Here are the student responses in their own words:
- Students identified three ways that grades are curved:
- Instructors provide a fixed threshold and then curve up depending on performance of students in the class.
- Instructors curve up an exam, again depending on performance of students in the class.
- Instructors set an overall hard and fast curve for the entire course, number of A’’s awarded, number of B’s awarded etc, from the very start of the course without knowing anything about the combination of students in the class. This causes unhealthy competition between students rather than encouraging collaborative learning and according to students should be banned.
- Student attitudes about curved courses:
- The final adjustment or curve often doesn’t go in until the end of the semester, so students can’t know/follow what grade they may actually earning in a course. (Also can’t decide whether or not to drop the class.) Students spoke of earning 40’s on exams, that then became a B grade by the end of the course.
- It is difficult to monitor your grade when taking a course for pass/fail if the course is curved as well.
- Students are less inclined to learn the material when a course is curved, it becomes about competing with others rather than working in partnership to learn the material. Some students will even refuse to help each other learn in curved classes.
- Averages are often lower in curved classes than non-curved classes, often because exams do not match content covered in class or homework.

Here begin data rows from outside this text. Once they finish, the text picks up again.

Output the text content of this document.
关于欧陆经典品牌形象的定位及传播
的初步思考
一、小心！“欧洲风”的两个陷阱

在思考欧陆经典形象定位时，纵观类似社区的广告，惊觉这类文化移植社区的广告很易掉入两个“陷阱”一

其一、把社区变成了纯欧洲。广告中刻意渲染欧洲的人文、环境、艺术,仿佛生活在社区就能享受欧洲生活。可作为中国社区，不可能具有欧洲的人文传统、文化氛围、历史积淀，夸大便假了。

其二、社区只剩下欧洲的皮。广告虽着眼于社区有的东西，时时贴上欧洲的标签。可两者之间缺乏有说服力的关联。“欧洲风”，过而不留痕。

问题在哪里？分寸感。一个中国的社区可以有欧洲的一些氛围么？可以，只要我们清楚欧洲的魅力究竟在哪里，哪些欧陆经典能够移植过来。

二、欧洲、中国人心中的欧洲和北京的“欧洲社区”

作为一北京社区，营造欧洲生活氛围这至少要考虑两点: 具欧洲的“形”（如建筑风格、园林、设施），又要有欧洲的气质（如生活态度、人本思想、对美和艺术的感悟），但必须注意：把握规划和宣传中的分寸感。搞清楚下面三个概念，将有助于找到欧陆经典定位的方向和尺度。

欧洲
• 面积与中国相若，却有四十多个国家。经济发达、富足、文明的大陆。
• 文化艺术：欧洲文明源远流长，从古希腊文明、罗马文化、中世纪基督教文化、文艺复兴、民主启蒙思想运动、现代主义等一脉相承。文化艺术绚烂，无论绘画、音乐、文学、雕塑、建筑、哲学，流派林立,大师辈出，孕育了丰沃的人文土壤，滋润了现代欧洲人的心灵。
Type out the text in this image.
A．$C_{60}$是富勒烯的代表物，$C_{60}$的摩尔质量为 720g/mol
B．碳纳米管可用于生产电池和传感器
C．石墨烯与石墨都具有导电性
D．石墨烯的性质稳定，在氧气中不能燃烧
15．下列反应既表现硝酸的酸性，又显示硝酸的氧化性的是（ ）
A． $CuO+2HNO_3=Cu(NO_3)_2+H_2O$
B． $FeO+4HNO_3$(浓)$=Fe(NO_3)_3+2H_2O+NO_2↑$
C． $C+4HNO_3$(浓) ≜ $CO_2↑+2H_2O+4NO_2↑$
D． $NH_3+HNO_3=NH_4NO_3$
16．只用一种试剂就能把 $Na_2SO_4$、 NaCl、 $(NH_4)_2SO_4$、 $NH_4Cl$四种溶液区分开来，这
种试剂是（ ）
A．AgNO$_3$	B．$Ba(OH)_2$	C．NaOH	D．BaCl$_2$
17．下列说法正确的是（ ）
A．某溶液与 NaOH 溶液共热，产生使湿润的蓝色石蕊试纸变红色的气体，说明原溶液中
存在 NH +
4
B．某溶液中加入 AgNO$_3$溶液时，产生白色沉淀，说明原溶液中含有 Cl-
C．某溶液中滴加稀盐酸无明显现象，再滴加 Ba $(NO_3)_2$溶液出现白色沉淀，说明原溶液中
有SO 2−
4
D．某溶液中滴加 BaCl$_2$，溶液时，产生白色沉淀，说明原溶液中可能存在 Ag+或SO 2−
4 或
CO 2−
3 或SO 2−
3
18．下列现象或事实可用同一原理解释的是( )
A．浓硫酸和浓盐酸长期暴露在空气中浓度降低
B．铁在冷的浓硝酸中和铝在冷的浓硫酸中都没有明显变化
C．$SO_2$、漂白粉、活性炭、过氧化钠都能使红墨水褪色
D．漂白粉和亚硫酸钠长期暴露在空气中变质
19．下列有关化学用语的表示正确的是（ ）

- Curves impact motivation. Students are more motivated in courses where they know what they need to accomplish to earn a specific grade, and know that they can control earning that grade, rather than in classes where their grade depends on the performance of other students in the class.
- Student attitudes about curved exams, in general:
- Seem harder than other exams
- Don’t seem to reflect what you know or what you covered in class
- Students learn quickly that exams that are ‘curved’ usually need to be curved for a reason, and knowing that, in the words of one student, makes them terrified of taking that exam.
- General exam tips from the student perspective:
- Instructors should test on knowledge students should already have at exam time, not test on how far the student might be able to stretch that knowledge.
- Especially for the first exam in a class, the student already doesn’t know what to expect so setting the difficulty beyond the experience of the student adds to the anxiety of taking the exam and performance in the course.
- Questions in online quizzes are related to topics covered in course, but often do not give the student the chance to practice the types of questions that will be on the exam. Online assignments and exam questions should be more closely aligned.